Mark Say Managing Editor

The Common Platform digital case management system has gone live in the first courts in its roll out programme.

Empty courtroom

HM Courts and Tribunal Service (HMCTS) has announced that it is now being used in Derby Crown and Magistrates’ Courts, and Chesterfield Magistrates’ Court.

This has been accompanied by the Courts and Tribunals Service Centre (CTSC) in Birmingham beginning to manage administrative work in support of magistrates’ courts. Staff have been trained and are now handling the calls and emails regarding Common Platform cases.

An online registration service for defence professionals to use the platform has also been set up.

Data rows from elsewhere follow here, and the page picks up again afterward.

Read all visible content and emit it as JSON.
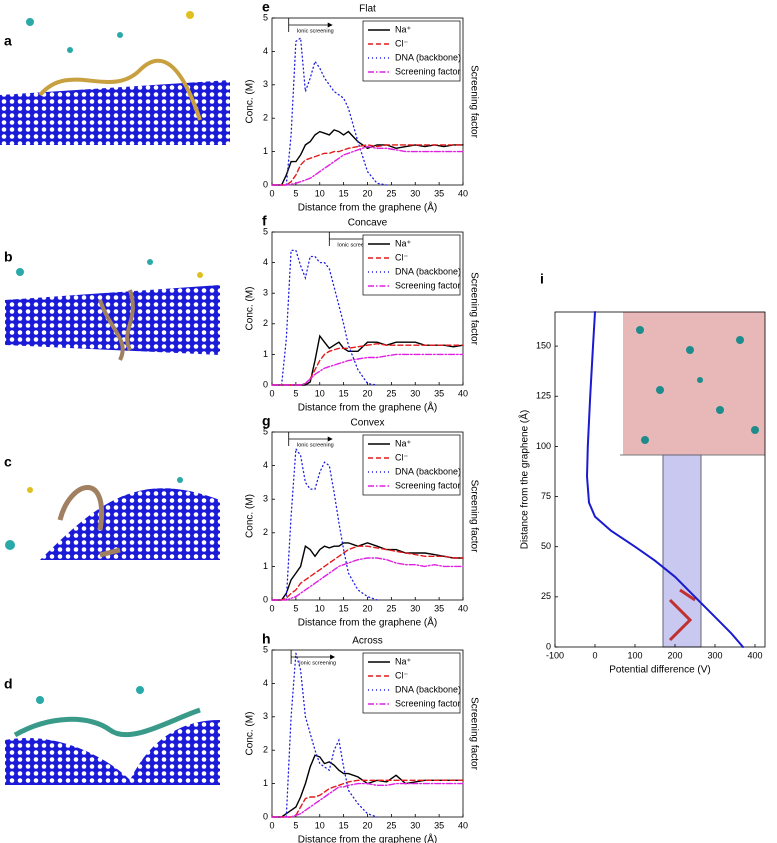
{
  "images": [
    {
      "label": "a"
    },
    {
      "label": "b"
    },
    {
      "label": "c"
    },
    {
      "label": "d"
    }
  ],
  "chart_data": [
    {
      "type": "line",
      "label": "e",
      "title": "Flat",
      "xlabel": "Distance from the graphene (Å)",
      "ylabel": "Conc. (M)",
      "y2label": "Screening factor",
      "legend": "upper right",
      "annotation": {
        "text": "Ionic screening",
        "x": 3.5
      },
      "x": [
        0,
        2,
        3,
        4,
        5,
        6,
        7,
        8,
        9,
        10,
        11,
        12,
        13,
        14,
        15,
        16,
        18,
        20,
        22,
        24,
        26,
        28,
        30,
        32,
        34,
        36,
        38,
        40
      ],
      "xlim": [
        0,
        40
      ],
      "xticks": [
        0,
        5,
        10,
        15,
        20,
        25,
        30,
        35,
        40
      ],
      "ylim": [
        0,
        5
      ],
      "yticks": [
        0,
        1,
        2,
        3,
        4,
        5
      ],
      "series": [
        {
          "name": "Na⁺",
          "color": "#000000",
          "style": "solid",
          "values": [
            0,
            0,
            0.3,
            0.7,
            0.7,
            0.9,
            1.2,
            1.3,
            1.5,
            1.6,
            1.55,
            1.5,
            1.65,
            1.6,
            1.5,
            1.6,
            1.3,
            1.1,
            1.2,
            1.2,
            1.1,
            1.15,
            1.2,
            1.15,
            1.2,
            1.15,
            1.2,
            1.2
          ]
        },
        {
          "name": "Cl⁻",
          "color": "#e31a1c",
          "style": "dashed",
          "values": [
            0,
            0,
            0,
            0.1,
            0.3,
            0.6,
            0.75,
            0.8,
            0.85,
            0.9,
            0.95,
            0.95,
            1.0,
            1.0,
            1.05,
            1.1,
            1.15,
            1.2,
            1.15,
            1.2,
            1.2,
            1.2,
            1.2,
            1.2,
            1.2,
            1.2,
            1.2,
            1.2
          ]
        },
        {
          "name": "DNA (backbone)",
          "color": "#2020e0",
          "style": "dotted",
          "values": [
            null,
            null,
            0,
            1.5,
            4.3,
            4.4,
            2.8,
            3.2,
            3.7,
            3.5,
            3.2,
            3.0,
            2.8,
            2.7,
            2.6,
            2.3,
            1.3,
            0.4,
            0.05,
            0,
            null,
            null,
            null,
            null,
            null,
            null,
            null,
            null
          ]
        },
        {
          "name": "Screening factor",
          "color": "#e020e0",
          "style": "dashdot",
          "values": [
            0,
            0,
            0,
            0.02,
            0.05,
            0.1,
            0.15,
            0.2,
            0.3,
            0.4,
            0.5,
            0.6,
            0.7,
            0.8,
            0.9,
            0.95,
            1.05,
            1.15,
            1.1,
            1.1,
            1.05,
            1.0,
            1.0,
            1.0,
            1.0,
            1.0,
            1.0,
            1.0
          ]
        }
      ]
    },
    {
      "type": "line",
      "label": "f",
      "title": "Concave",
      "xlabel": "Distance from the graphene (Å)",
      "ylabel": "Conc. (M)",
      "y2label": "Screening factor",
      "legend": "upper right",
      "annotation": {
        "text": "Ionic screening",
        "x": 12
      },
      "x": [
        0,
        2,
        3,
        4,
        5,
        6,
        7,
        8,
        9,
        10,
        11,
        12,
        13,
        14,
        15,
        16,
        18,
        20,
        22,
        24,
        26,
        28,
        30,
        32,
        34,
        36,
        38,
        40
      ],
      "xlim": [
        0,
        40
      ],
      "xticks": [
        0,
        5,
        10,
        15,
        20,
        25,
        30,
        35,
        40
      ],
      "ylim": [
        0,
        5
      ],
      "yticks": [
        0,
        1,
        2,
        3,
        4,
        5
      ],
      "series": [
        {
          "name": "Na⁺",
          "color": "#000000",
          "style": "solid",
          "values": [
            0,
            0,
            0,
            0,
            0,
            0,
            0,
            0.1,
            0.8,
            1.6,
            1.4,
            1.2,
            1.3,
            1.4,
            1.2,
            1.1,
            1.1,
            1.4,
            1.4,
            1.3,
            1.4,
            1.4,
            1.4,
            1.3,
            1.3,
            1.3,
            1.25,
            1.3
          ]
        },
        {
          "name": "Cl⁻",
          "color": "#e31a1c",
          "style": "dashed",
          "values": [
            0,
            0,
            0,
            0,
            0,
            0,
            0.05,
            0.2,
            0.5,
            0.8,
            1.0,
            1.1,
            1.15,
            1.2,
            1.2,
            1.2,
            1.25,
            1.3,
            1.35,
            1.3,
            1.3,
            1.3,
            1.3,
            1.3,
            1.3,
            1.3,
            1.3,
            1.3
          ]
        },
        {
          "name": "DNA (backbone)",
          "color": "#2020e0",
          "style": "dotted",
          "values": [
            null,
            0,
            1.5,
            4.4,
            4.4,
            3.9,
            3.5,
            4.2,
            4.2,
            4.0,
            4.0,
            3.8,
            3.2,
            2.6,
            2.0,
            1.3,
            0.5,
            0.05,
            0,
            null,
            null,
            null,
            null,
            null,
            null,
            null,
            null,
            null
          ]
        },
        {
          "name": "Screening factor",
          "color": "#e020e0",
          "style": "dashdot",
          "values": [
            0,
            0,
            0,
            0,
            0,
            0,
            0.05,
            0.2,
            0.35,
            0.45,
            0.55,
            0.6,
            0.65,
            0.7,
            0.75,
            0.8,
            0.85,
            0.9,
            0.9,
            0.95,
            1.0,
            1.0,
            1.0,
            1.0,
            1.0,
            1.0,
            1.0,
            1.0
          ]
        }
      ]
    },
    {
      "type": "line",
      "label": "g",
      "title": "Convex",
      "xlabel": "Distance from the graphene (Å)",
      "ylabel": "Conc. (M)",
      "y2label": "Screening factor",
      "legend": "upper right",
      "annotation": {
        "text": "Ionic screening",
        "x": 3.5
      },
      "x": [
        0,
        2,
        3,
        4,
        5,
        6,
        7,
        8,
        9,
        10,
        11,
        12,
        13,
        14,
        15,
        16,
        18,
        20,
        22,
        24,
        26,
        28,
        30,
        32,
        34,
        36,
        38,
        40
      ],
      "xlim": [
        0,
        40
      ],
      "xticks": [
        0,
        5,
        10,
        15,
        20,
        25,
        30,
        35,
        40
      ],
      "ylim": [
        0,
        5
      ],
      "yticks": [
        0,
        1,
        2,
        3,
        4,
        5
      ],
      "series": [
        {
          "name": "Na⁺",
          "color": "#000000",
          "style": "solid",
          "values": [
            0,
            0,
            0.2,
            0.6,
            0.8,
            1.0,
            1.6,
            1.5,
            1.3,
            1.5,
            1.6,
            1.55,
            1.6,
            1.6,
            1.7,
            1.7,
            1.6,
            1.7,
            1.6,
            1.5,
            1.5,
            1.4,
            1.4,
            1.4,
            1.35,
            1.3,
            1.25,
            1.25
          ]
        },
        {
          "name": "Cl⁻",
          "color": "#e31a1c",
          "style": "dashed",
          "values": [
            0,
            0,
            0.05,
            0.2,
            0.3,
            0.5,
            0.6,
            0.7,
            0.8,
            0.9,
            1.0,
            1.1,
            1.2,
            1.3,
            1.4,
            1.5,
            1.6,
            1.6,
            1.55,
            1.5,
            1.45,
            1.4,
            1.35,
            1.3,
            1.3,
            1.3,
            1.25,
            1.25
          ]
        },
        {
          "name": "DNA (backbone)",
          "color": "#2020e0",
          "style": "dotted",
          "values": [
            null,
            null,
            0,
            2.5,
            4.5,
            4.3,
            3.5,
            3.3,
            3.3,
            3.8,
            4.1,
            4.0,
            3.2,
            2.3,
            1.5,
            0.8,
            0.3,
            0.1,
            0,
            null,
            null,
            null,
            null,
            null,
            null,
            null,
            null,
            null
          ]
        },
        {
          "name": "Screening factor",
          "color": "#e020e0",
          "style": "dashdot",
          "values": [
            0,
            0,
            0,
            0.05,
            0.1,
            0.2,
            0.3,
            0.4,
            0.5,
            0.6,
            0.7,
            0.8,
            0.9,
            1.0,
            1.05,
            1.1,
            1.2,
            1.25,
            1.25,
            1.2,
            1.1,
            1.05,
            1.05,
            1.0,
            1.05,
            1.0,
            1.0,
            1.0
          ]
        }
      ]
    },
    {
      "type": "line",
      "label": "h",
      "title": "Across",
      "xlabel": "Distance from the graphene (Å)",
      "ylabel": "Conc. (M)",
      "y2label": "Screening factor",
      "legend": "upper right",
      "annotation": {
        "text": "Ionic screening",
        "x": 4
      },
      "x": [
        0,
        2,
        3,
        4,
        5,
        6,
        7,
        8,
        9,
        10,
        11,
        12,
        13,
        14,
        15,
        16,
        18,
        20,
        22,
        24,
        26,
        28,
        30,
        32,
        34,
        36,
        38,
        40
      ],
      "xlim": [
        0,
        40
      ],
      "xticks": [
        0,
        5,
        10,
        15,
        20,
        25,
        30,
        35,
        40
      ],
      "ylim": [
        0,
        5
      ],
      "yticks": [
        0,
        1,
        2,
        3,
        4,
        5
      ],
      "series": [
        {
          "name": "Na⁺",
          "color": "#000000",
          "style": "solid",
          "values": [
            0,
            0,
            0.1,
            0.2,
            0.3,
            0.6,
            1.0,
            1.5,
            1.85,
            1.8,
            1.6,
            1.65,
            1.55,
            1.4,
            1.3,
            1.3,
            1.2,
            1.0,
            1.1,
            1.05,
            1.25,
            1.0,
            1.05,
            1.1,
            1.1,
            1.1,
            1.1,
            1.1
          ]
        },
        {
          "name": "Cl⁻",
          "color": "#e31a1c",
          "style": "dashed",
          "values": [
            0,
            0,
            0,
            0,
            0.05,
            0.3,
            0.55,
            0.6,
            0.6,
            0.65,
            0.75,
            0.85,
            0.9,
            0.95,
            1.0,
            1.05,
            1.1,
            1.1,
            1.1,
            1.1,
            1.1,
            1.1,
            1.1,
            1.1,
            1.1,
            1.1,
            1.1,
            1.1
          ]
        },
        {
          "name": "DNA (backbone)",
          "color": "#2020e0",
          "style": "dotted",
          "values": [
            null,
            null,
            0,
            3,
            4.9,
            4.4,
            3.0,
            2.5,
            2.0,
            1.6,
            1.5,
            1.4,
            2.0,
            2.3,
            1.5,
            0.8,
            0.4,
            0.1,
            0,
            null,
            null,
            null,
            null,
            null,
            null,
            null,
            null,
            null
          ]
        },
        {
          "name": "Screening factor",
          "color": "#e020e0",
          "style": "dashdot",
          "values": [
            0,
            0,
            0,
            0,
            0.05,
            0.1,
            0.2,
            0.3,
            0.4,
            0.5,
            0.6,
            0.7,
            0.8,
            0.9,
            0.9,
            0.95,
            1.0,
            1.0,
            0.95,
            0.95,
            1.0,
            1.0,
            1.0,
            1.0,
            1.0,
            1.0,
            1.0,
            1.0
          ]
        }
      ]
    },
    {
      "type": "line",
      "label": "i",
      "xlabel": "Potential difference (V)",
      "ylabel": "Distance from the graphene (Å)",
      "x": [
        0,
        -5,
        -12,
        -18,
        -20,
        -15,
        0,
        40,
        100,
        150,
        200,
        250,
        300,
        340,
        370
      ],
      "xlim": [
        -100,
        425
      ],
      "xticks": [
        -100,
        0,
        100,
        200,
        300,
        400
      ],
      "ylim": [
        0,
        167
      ],
      "yticks": [
        0,
        25,
        50,
        75,
        100,
        125,
        150
      ],
      "series": [
        {
          "color": "#1a1ad0",
          "style": "thick",
          "values": [
            167,
            150,
            125,
            100,
            85,
            72,
            65,
            58,
            50,
            43,
            35,
            25,
            15,
            7,
            0
          ]
        }
      ]
    }
  ]
}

The next go live with Common Platform will be Bristol Crown and Magistrates’ Courts, followed by North Tyneside, Mid and South-East Northumberland Magistrates’ Courts, and Newcastle Crown Court.

It will be introduced to a series of other early adopter courts before rolling out to all criminal courts across England and Wales.

Secure information access

HMCTS said the system provides secure access to the most up-to date case information for all the parties involved in criminal cases – including the judiciary, solicitors and barristers, the Crown Prosecution Service and court staff.

Kevin Sadler, acting chief executive of HMCTS, said: “The Common Platform will provide smarter, more joined up and more streamlined processes and help us deliver more effective and swifter criminal justice for all.

“This is a key milestone in our Reform programme, that will improve efficiency and reduce the generation of physical paperwork aiding the delivery of justice.

“I’m very proud to see the beginning of the rollout of Common Platform to courts, as I know it will deliver benefits for us and our partner agencies along with everyone involved in the criminal justice system.”

The system will eventually replace a number of existing software applications, including Libra, XHIBIT, Bench, Court Store and Digital Mark-Up, and will cut down the need for paper documents.

Its development fell foul to a series of delays, taking it past the original completion date of July 2018. During that year is was the subject of a critical report from the National Audit Office, which pointed to the expected financial benefits turning into a projected deficit.